I looked at Mom, her reaction a dramatic one. Her mouth hung open for a short period of time, unable to utter a single word as she stared at the spot where Mrs. Simon had stood. Then she turned away to stare at the wall, her eyes blinking rapidly as tears formed quickly, fat and heavy and unstoppable. I had never seen her cry before; I didn’t know what to do.
Our food arrived in silence, and Dad and I ate just as quietly while Mom ignored the food on her plate completely. I didn’t ask who Lyssa was, or why her being dead was such a big deal. My parents hadn’t talked about the people from Black Cat Rock often, so this Lyssa person was as much of a stranger to me as Mrs. Simon.
When Dad asked for the bill, the old woman finally spoke. “You never paid for food here before; why start now?”
“Because it’s the right thing to do,” Dad answered. “Come on, Mrs. Simon. Let me pay this bill and all the past bills right now.”
The old woman looked at Dad with disapproval. “You want to pay me back now? After all these years? Is it because I told you Lyssa’s dead, because if so, I don’t want your pity. She’s been dead a long time-”
“No! No, that’s not it at all. A lot of time has passed, and we’re all different people now. Vangie and I…we came back to make amends and start over. Let us start here; let me pay the bill.”

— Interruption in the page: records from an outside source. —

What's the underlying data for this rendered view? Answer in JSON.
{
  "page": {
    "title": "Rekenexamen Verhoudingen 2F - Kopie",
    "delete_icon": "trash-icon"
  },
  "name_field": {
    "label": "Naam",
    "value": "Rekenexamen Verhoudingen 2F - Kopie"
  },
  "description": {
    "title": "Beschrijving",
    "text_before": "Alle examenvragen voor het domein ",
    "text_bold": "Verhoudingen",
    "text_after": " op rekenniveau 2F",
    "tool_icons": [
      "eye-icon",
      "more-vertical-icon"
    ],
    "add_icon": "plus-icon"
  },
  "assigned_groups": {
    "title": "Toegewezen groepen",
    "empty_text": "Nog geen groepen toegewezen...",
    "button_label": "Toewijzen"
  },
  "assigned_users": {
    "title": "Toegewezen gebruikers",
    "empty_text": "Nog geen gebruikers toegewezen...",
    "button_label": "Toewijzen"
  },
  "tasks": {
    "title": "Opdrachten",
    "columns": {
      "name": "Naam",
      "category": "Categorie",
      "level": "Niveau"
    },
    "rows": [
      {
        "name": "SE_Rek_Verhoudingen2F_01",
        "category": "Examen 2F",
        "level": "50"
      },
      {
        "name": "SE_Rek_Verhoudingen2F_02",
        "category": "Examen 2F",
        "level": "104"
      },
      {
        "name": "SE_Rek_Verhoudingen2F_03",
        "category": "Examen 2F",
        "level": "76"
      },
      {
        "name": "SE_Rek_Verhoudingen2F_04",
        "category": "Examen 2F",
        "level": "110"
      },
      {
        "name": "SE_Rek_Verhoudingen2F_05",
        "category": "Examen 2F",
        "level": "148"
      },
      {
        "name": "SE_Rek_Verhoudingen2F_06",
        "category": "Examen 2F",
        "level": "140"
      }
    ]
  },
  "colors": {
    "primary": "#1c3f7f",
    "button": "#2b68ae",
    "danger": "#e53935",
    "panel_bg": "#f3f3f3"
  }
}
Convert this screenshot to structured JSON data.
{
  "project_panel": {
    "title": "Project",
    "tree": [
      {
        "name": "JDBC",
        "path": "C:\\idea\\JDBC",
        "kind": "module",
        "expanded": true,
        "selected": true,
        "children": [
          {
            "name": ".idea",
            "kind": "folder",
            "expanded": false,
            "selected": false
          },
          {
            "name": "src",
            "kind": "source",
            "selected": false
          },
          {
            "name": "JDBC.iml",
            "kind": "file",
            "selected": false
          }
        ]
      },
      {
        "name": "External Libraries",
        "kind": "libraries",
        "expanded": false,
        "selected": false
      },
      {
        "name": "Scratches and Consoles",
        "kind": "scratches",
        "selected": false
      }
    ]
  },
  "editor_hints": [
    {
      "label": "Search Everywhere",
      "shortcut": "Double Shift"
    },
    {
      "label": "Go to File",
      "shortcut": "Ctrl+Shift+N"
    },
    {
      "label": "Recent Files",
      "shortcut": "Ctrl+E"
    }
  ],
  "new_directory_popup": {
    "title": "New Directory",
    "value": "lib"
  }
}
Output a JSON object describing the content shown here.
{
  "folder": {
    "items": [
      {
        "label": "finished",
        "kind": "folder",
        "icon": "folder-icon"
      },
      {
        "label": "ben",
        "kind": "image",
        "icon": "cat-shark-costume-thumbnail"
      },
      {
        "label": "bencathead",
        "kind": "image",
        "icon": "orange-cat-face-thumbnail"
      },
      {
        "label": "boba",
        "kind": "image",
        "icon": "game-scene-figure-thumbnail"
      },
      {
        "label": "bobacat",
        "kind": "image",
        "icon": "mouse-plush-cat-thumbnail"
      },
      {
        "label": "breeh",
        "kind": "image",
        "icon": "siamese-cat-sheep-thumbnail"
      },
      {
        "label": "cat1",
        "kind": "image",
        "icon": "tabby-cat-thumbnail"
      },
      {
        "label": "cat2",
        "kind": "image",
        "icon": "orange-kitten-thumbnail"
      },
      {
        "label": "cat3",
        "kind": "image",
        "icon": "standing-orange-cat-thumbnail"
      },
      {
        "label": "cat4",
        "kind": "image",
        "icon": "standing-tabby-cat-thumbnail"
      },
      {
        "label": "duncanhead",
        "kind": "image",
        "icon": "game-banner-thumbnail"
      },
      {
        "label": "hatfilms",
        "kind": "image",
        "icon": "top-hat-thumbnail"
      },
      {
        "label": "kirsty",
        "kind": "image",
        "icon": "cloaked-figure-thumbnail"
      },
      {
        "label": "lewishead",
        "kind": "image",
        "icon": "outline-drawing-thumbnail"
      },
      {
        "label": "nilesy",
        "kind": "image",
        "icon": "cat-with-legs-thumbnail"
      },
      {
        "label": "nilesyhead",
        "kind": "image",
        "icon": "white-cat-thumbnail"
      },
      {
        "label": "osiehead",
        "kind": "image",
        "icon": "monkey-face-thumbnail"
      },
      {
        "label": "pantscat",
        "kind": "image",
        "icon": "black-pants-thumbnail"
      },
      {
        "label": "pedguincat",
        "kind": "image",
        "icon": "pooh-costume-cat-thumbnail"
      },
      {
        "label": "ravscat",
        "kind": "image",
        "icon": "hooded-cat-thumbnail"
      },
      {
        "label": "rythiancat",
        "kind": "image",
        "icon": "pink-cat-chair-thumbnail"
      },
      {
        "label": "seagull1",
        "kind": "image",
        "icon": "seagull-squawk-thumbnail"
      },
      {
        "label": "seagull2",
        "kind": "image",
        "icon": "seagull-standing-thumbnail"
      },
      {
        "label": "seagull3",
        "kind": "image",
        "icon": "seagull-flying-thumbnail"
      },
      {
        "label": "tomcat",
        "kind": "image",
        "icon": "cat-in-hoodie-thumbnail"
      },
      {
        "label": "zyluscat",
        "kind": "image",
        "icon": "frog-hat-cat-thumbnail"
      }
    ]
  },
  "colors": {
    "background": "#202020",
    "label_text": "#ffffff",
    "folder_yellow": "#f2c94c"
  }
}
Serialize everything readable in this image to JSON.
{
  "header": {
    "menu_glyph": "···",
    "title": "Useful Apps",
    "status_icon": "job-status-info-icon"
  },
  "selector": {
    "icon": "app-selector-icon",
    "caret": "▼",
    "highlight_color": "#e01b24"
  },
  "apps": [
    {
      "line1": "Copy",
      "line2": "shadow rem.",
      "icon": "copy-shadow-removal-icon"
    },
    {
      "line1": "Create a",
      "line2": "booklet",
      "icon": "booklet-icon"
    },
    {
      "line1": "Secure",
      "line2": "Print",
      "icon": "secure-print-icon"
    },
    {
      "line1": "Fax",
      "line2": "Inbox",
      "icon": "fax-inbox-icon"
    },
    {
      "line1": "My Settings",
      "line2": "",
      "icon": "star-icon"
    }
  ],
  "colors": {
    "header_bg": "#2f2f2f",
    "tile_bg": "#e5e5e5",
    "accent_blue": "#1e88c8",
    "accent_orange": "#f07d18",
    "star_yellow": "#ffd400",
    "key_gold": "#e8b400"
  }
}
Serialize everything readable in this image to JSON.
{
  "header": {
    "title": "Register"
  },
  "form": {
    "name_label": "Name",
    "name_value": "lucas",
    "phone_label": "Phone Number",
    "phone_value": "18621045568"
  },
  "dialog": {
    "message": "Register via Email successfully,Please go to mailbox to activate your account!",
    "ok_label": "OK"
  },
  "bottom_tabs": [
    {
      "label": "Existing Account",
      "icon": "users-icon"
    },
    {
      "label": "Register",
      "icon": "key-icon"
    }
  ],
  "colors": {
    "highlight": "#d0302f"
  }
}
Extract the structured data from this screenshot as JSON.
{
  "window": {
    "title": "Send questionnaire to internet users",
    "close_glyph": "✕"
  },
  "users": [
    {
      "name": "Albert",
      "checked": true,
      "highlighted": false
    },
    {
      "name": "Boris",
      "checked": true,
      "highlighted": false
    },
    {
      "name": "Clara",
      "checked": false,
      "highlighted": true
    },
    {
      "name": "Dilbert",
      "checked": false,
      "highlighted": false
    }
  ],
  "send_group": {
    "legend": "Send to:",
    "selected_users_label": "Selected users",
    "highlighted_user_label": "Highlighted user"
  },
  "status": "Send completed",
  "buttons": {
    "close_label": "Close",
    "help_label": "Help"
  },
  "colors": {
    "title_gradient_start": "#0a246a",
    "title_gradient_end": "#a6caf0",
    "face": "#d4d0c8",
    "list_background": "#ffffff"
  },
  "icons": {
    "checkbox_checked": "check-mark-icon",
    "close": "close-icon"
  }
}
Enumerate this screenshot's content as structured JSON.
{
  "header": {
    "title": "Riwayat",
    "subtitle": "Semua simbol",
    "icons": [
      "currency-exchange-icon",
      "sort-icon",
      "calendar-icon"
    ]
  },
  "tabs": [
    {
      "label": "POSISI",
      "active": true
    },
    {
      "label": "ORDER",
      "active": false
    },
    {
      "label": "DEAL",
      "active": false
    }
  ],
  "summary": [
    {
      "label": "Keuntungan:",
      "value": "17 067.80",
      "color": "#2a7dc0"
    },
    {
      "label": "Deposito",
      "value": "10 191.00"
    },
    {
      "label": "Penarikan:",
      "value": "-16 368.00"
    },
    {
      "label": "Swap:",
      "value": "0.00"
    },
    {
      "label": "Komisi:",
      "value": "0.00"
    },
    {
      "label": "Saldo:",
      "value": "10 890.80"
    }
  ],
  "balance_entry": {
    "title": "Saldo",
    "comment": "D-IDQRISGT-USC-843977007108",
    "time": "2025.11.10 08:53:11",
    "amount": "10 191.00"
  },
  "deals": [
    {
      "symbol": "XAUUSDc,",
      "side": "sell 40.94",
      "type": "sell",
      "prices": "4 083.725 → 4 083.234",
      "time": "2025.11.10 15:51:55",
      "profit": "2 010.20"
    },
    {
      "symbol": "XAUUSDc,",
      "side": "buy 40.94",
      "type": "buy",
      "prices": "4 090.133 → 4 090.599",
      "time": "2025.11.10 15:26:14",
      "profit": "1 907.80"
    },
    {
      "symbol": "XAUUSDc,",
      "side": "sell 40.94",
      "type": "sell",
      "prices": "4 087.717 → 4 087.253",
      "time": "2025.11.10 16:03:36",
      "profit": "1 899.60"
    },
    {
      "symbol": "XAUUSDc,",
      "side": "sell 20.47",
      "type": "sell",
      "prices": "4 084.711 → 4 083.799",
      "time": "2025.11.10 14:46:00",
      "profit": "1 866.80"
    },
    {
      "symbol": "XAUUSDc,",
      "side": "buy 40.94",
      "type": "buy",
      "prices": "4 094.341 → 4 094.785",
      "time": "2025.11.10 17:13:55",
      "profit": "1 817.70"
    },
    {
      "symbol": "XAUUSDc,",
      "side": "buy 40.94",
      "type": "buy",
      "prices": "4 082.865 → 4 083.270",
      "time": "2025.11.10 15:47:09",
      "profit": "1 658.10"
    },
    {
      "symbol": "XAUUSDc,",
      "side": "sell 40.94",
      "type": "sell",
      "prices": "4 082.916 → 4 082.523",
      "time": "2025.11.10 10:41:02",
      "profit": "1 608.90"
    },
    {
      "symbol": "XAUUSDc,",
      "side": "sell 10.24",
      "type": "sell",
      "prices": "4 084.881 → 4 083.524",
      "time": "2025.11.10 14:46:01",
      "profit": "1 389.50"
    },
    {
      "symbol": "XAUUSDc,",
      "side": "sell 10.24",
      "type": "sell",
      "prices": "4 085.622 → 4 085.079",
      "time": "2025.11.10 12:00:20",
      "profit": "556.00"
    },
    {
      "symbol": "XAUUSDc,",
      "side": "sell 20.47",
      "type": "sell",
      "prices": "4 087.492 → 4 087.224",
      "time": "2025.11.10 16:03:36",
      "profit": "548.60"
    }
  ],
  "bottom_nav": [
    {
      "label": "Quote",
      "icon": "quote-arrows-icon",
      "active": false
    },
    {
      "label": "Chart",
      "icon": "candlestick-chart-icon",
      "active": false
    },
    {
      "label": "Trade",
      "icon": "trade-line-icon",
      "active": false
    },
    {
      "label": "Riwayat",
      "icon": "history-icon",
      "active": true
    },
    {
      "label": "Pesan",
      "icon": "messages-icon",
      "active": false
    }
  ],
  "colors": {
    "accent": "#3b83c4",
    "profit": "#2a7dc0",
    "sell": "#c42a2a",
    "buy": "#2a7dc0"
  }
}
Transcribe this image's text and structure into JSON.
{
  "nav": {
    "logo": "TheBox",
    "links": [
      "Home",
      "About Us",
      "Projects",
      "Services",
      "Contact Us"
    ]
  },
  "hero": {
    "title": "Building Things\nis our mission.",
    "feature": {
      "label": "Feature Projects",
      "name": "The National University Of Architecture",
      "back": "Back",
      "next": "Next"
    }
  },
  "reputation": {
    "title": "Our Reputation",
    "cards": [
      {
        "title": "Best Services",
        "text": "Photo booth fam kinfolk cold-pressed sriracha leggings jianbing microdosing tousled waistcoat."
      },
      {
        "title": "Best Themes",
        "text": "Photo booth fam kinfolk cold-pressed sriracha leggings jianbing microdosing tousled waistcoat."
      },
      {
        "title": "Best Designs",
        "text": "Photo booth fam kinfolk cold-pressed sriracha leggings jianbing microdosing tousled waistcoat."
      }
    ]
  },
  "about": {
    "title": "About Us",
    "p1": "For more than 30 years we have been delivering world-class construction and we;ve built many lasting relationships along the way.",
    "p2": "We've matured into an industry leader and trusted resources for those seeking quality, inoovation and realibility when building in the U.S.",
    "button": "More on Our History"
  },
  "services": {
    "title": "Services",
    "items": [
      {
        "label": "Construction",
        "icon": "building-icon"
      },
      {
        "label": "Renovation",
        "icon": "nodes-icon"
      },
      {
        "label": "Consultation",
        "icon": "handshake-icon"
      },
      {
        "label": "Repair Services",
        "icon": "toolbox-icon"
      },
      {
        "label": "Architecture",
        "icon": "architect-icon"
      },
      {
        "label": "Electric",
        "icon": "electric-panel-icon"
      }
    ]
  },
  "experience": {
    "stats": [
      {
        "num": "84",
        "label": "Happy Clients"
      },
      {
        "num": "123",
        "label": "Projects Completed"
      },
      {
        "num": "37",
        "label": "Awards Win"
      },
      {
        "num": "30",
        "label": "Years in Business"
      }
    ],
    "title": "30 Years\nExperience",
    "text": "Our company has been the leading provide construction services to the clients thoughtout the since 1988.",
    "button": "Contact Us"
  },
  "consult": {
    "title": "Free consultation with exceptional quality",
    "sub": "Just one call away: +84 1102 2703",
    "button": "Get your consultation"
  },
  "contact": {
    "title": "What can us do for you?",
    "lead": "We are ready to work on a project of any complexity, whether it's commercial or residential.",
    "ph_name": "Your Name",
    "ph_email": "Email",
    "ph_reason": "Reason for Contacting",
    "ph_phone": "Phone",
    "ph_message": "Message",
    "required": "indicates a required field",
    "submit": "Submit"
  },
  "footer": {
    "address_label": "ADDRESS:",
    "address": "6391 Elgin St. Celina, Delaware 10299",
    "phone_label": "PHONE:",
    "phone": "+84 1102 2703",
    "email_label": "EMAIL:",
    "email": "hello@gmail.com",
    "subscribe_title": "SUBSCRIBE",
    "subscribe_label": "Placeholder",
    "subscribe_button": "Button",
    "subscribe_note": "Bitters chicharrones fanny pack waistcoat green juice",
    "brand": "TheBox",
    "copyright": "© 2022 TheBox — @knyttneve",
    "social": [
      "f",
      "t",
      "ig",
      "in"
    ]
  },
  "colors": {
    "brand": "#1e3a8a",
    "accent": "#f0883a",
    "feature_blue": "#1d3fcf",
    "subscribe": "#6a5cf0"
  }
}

The woman snorted, and then walked away. She headed toward the counter and crouched down behind it, disappearing from view for only a moment before reappearing with a stack of notebooks in her hands. “According to these books, you two owe me over three thousand dollars and forty-two cents, not including the sixteen for your brea
kfast.”
Dad coughed. “Three…three thousand? Are you still on the sauce, old woman? There’s no way Vangie and I ate three thousand dollars worth of sardines!”
“You didn’t. But with compounded interest and late fees, that’s how much you owe.”
“Late fees?!”
Mom stood up, unnoticed by anyone but me, and walked out of the restaurant. I followed her, glad to leave the arguing behind. “Mom?”
She turned around when she heard me call out to her, surprised that I hadn’t chosen to stay. “Fallon. Oh honey, I’m sorry,” she said, wiping her puffy face with the back of her hand. “You’re probably thinking I’ve lost my mind, huh?”
“No. I just…you…”
“You’ve never seen me act this way. I know. Lyssa was my best friend growing up. We used to dream about getting married together, having children together, and raising our families together. When your dad and I enlisted, she wanted to join up, too, but she wasn’t old enough yet and her mom wasn’t going to sign the papers letting her go.
“When we came back that last time, Lyssa was pregnant and depressed. She didn’t want to stay on this island anymore and asked us to take her and her kids with us to Germany after your adoption was finalized. I wanted to, I did! But we couldn’t. We were already under so much scrutiny by the family court that we just…we couldn’t take on anything more. We didn’t want to risk losing you.
“When we told her, she said to us…well, she said to me, anyway, that it was okay. She said she learned a long time ago that she couldn’t depend on us and that she’d find her own way off the rock. That was the last time I heard from her.”
Mom began sobbing at those last words, and I did the only thing you’re supposed to do when that happens: I hugged her. Even though she stood half a foot taller than me, she leaned her head down on my shoulder, her body shaking with sadness and guilt.